I’ll be the contrarian and say its perfectly fine for CX, dropping volume is a guaranteed need if you race every weekend. Aerobic fitness will drop slower so just keeping the intensity will be okay if that is what time for recovery is necessary. Hopefully you have a high CTL and it will slowly come down over the season. One thing CX coaches often recommend is to take a few weeks off in the middle of the season and do some long endurance rides with no races to rebuild some of that aerobic fitness to come back into race strong for the second half. The recovery days should be real recovery, no filling in with housework etc. I’d roll/yoga plus do some back work to prevent cross-back. Bird dogs, mcgill crunches, planks etc.

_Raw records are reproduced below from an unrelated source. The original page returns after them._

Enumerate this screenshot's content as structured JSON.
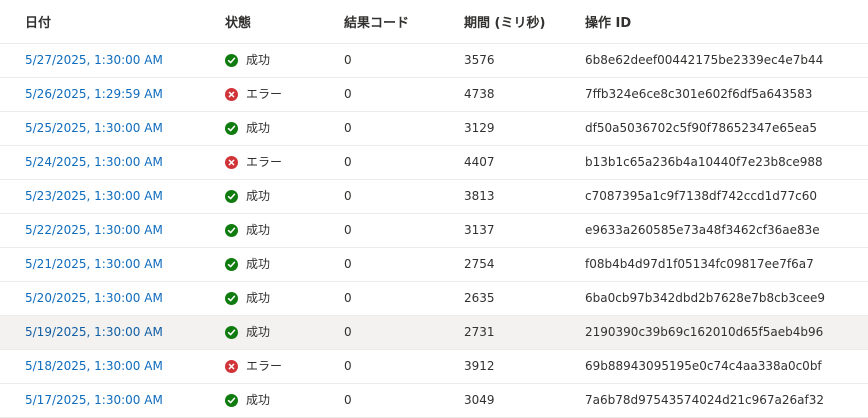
{
  "columns": {
    "date": "日付",
    "status": "状態",
    "result_code": "結果コード",
    "duration": "期間 (ミリ秒)",
    "operation_id": "操作 ID"
  },
  "colors": {
    "success": "#107c10",
    "error": "#d13438",
    "link": "#0f6cbd",
    "hover_row": "#f3f2f1"
  },
  "rows": [
    {
      "date": "5/27/2025, 1:30:00 AM",
      "status": "success",
      "status_label": "成功",
      "code": "0",
      "duration": "3576",
      "op_id": "6b8e62deef00442175be2339ec4e7b44"
    },
    {
      "date": "5/26/2025, 1:29:59 AM",
      "status": "error",
      "status_label": "エラー",
      "code": "0",
      "duration": "4738",
      "op_id": "7ffb324e6ce8c301e602f6df5a643583"
    },
    {
      "date": "5/25/2025, 1:30:00 AM",
      "status": "success",
      "status_label": "成功",
      "code": "0",
      "duration": "3129",
      "op_id": "df50a5036702c5f90f78652347e65ea5"
    },
    {
      "date": "5/24/2025, 1:30:00 AM",
      "status": "error",
      "status_label": "エラー",
      "code": "0",
      "duration": "4407",
      "op_id": "b13b1c65a236b4a10440f7e23b8ce988"
    },
    {
      "date": "5/23/2025, 1:30:00 AM",
      "status": "success",
      "status_label": "成功",
      "code": "0",
      "duration": "3813",
      "op_id": "c7087395a1c9f7138df742ccd1d77c60"
    },
    {
      "date": "5/22/2025, 1:30:00 AM",
      "status": "success",
      "status_label": "成功",
      "code": "0",
      "duration": "3137",
      "op_id": "e9633a260585e73a48f3462cf36ae83e"
    },
    {
      "date": "5/21/2025, 1:30:00 AM",
      "status": "success",
      "status_label": "成功",
      "code": "0",
      "duration": "2754",
      "op_id": "f08b4b4d97d1f05134fc09817ee7f6a7"
    },
    {
      "date": "5/20/2025, 1:30:00 AM",
      "status": "success",
      "status_label": "成功",
      "code": "0",
      "duration": "2635",
      "op_id": "6ba0cb97b342dbd2b7628e7b8cb3cee9"
    },
    {
      "date": "5/19/2025, 1:30:00 AM",
      "status": "success",
      "status_label": "成功",
      "code": "0",
      "duration": "2731",
      "op_id": "2190390c39b69c162010d65f5aeb4b96",
      "hovered": true
    },
    {
      "date": "5/18/2025, 1:30:00 AM",
      "status": "error",
      "status_label": "エラー",
      "code": "0",
      "duration": "3912",
      "op_id": "69b88943095195e0c74c4aa338a0c0bf"
    },
    {
      "date": "5/17/2025, 1:30:00 AM",
      "status": "success",
      "status_label": "成功",
      "code": "0",
      "duration": "3049",
      "op_id": "7a6b78d97543574024d21c967a26af32"
    }
  ]
}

Thanks for the insightful responses so far. A note on CTL and FTP. My FTP is only 268 and i weigh about 180 lbs, so only about 3.3 w/kg and my CTL last year hovered around 30-33 during the CX season, all this together means i should be slower than molasses, especially here in CO. Yet i was finishing in the Top 15 in Colorado in the 40+ Open group and having my best season by far. I learned that CTL and FTP are data points to NOT be held hostage by. I used to race with HR and FTP on my Garmin and now all i have on the screen is the time so i can race by feel instead.
What you’re experiencing is “peaking.” Your performance exploitation capability is increasing rapidly as fatigue subsides.
When fitness starts to decline, that’s going to go away, slowly, and frustratingly.
Highly recommend at least 1 other easy ride during the week.
Depending on what your training history is, and what the last year or two has looked like, you could lose no fitness at all, or have substantial fitness loss.
Certainly you’ll have better fatigue management and be race-ready at a moment’s notice with this strategy!
(I’ve done what you’re doing. I’m relatively low-fitness. Inconsistent training history. Worked pretty okay for me. Was certainly fun.)
Bingo.
@tromagna, I suspect adding one more ride per week to your plan, at moderate-low intensity, at whatever duration you like, will dramatically forestall such a decline.
I forgot to add - I gained weight with less volume. Because I was still just as hungry as when I was riding more. That was enough for me to stop that silliness and find more time for “easy” rides. Mind you, said “easy” rides were often at night on the trainer - but they add so much nonetheless (perhaps even more because of boost one gets from trainer riding)
Can you ride 1-3 hours endurance before your short wed session? I’m assuming you are recovered going into that session, and its okay to be slightly fatigued for that session. You should be doing openers the day before your race as well if possible so doing 1 hour endurance plus 30-60mins openers could add fitness without hampering recovery for CX.